A bottled water distributor wants to determine whether the mean amount of water contained in 1-gallon bottles purchased from a nationally known water bottling company is actually 1 gallon. You know from the water bottling company specifications that the standard deviation of the amount of water per bottle is 0.03 gallon. You select a random sample of 100 bottles, the mean amount of water per 1-gallon bottle is 0.994 gallon.
a. Is there evidence that the mean amount is different from 1.0 gallon? (Use ? = 0.01)
b. Compute the p-value and interpret its meaning.
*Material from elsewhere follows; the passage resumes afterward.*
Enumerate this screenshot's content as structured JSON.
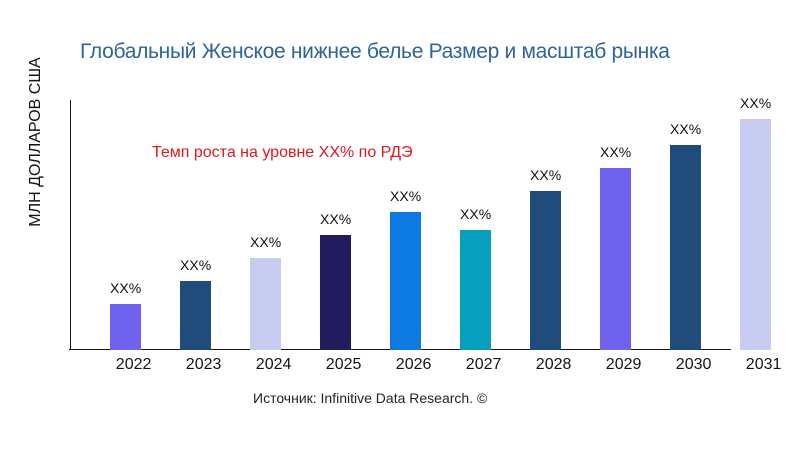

c. Construct a 95% confidence interval estimate of the population mean amount of water per bottle.
d. Compare the results of (a) and (c). What conclusions do you reach?
x̅ = 0.994, σ = 0.03, n = 100
a) Null and Alternative hypothesis:
Ho : µ = 1
H1 : µ ≠ 1
Critical value :
Two tailed critical value, z crit = ABS(NORM.S.INV(0.01/2 )) = ± 2.576
Test statistic:
z = (x̅- µ)/(σ/√n) = -2.0
As |z| = 2 < 2.576, we fail to reject the null hypothesis.
There is not evidence that the mean amount is different from 1.0 gallon at 0.01 significance level.
b) p-value = 2*(1-NORM.S.DIST(ABS(-2.0, 1) = 0.0455
c) 95% Confidence interval :
At α = 0.05, two tailed critical value, z crit = NORM.S.INV(0.05/ 2) = 1.960
Lower Bound = x̅ - z-crit*σ/√n = 0.9881
Upper Bound = x̅ + z-crit*σ/√n = 0.9999
d) The result of a) and c) are not same.
In a) we fail to reject the null hypothesis.
In c) we reject the null hypothesis that the population mean is equal to 1 gallon.